L’identification des visages combine l’utilisation de la caméra frontale, d’une caméra infrarouge, d’un rétroéclairage et d’un projecteur infrarouge pour rendre le balayage non pas bidimensionnel, mais tridimensionnel.

Il émet 30 000 points infrarouges invisibles qui aident à reconstruire le modèle mathématique final du visage, une carte en trois dimensions qui est rassemblée en temps réel à l’aide d’algorithmes basés sur des réseaux de neurones et un apprentissage artificiel capable de traiter les variations du visage.

Tout cela permet de reconnaître des visages dans des situations d’absence de lumière. Si Google Face Match continue à chercher, Apple Face ID est capable de voir dans l’obscurité.

Compte tenu de ces progrès, de leur potentiel économique et des énormes défis qu’ils posent à la vie privée, il n’existe pas de législation protégeant les droits des citoyens contre ces géants et d’autres acteurs qui entrent rapidement sur ce marché.

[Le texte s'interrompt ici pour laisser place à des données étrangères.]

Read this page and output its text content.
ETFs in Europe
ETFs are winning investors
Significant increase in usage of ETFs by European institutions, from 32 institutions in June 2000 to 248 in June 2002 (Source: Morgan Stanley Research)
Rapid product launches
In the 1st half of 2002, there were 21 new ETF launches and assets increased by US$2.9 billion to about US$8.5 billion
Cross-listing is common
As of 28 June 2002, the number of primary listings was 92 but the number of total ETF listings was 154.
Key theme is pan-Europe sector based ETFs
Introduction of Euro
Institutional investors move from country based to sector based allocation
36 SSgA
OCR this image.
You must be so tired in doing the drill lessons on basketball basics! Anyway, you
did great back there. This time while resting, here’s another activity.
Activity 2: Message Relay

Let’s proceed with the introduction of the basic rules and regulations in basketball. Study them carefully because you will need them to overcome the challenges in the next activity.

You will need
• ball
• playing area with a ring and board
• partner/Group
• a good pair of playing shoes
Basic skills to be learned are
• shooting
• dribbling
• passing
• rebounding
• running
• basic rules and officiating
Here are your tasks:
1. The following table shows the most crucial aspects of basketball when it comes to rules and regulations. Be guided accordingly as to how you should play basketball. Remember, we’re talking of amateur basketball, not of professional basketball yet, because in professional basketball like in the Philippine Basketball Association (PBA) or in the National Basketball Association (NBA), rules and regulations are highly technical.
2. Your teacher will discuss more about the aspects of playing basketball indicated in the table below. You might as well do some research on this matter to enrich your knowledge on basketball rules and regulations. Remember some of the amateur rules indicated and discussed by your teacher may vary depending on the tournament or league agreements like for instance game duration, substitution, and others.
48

La Commission européenne, qui avait envisagé un moratoire interdisant l’utilisation de la reconnaissance faciale pour les cinq prochaines années, a fait marche arrière et a assoupli sa position.

Elle laissera aux États membres le soin de décider comment renforcer cette ligne de plus en plus fine qui protège les droits civils. En attendant, quelqu’un dans la Silicon Valley a peut-être gardé son visage.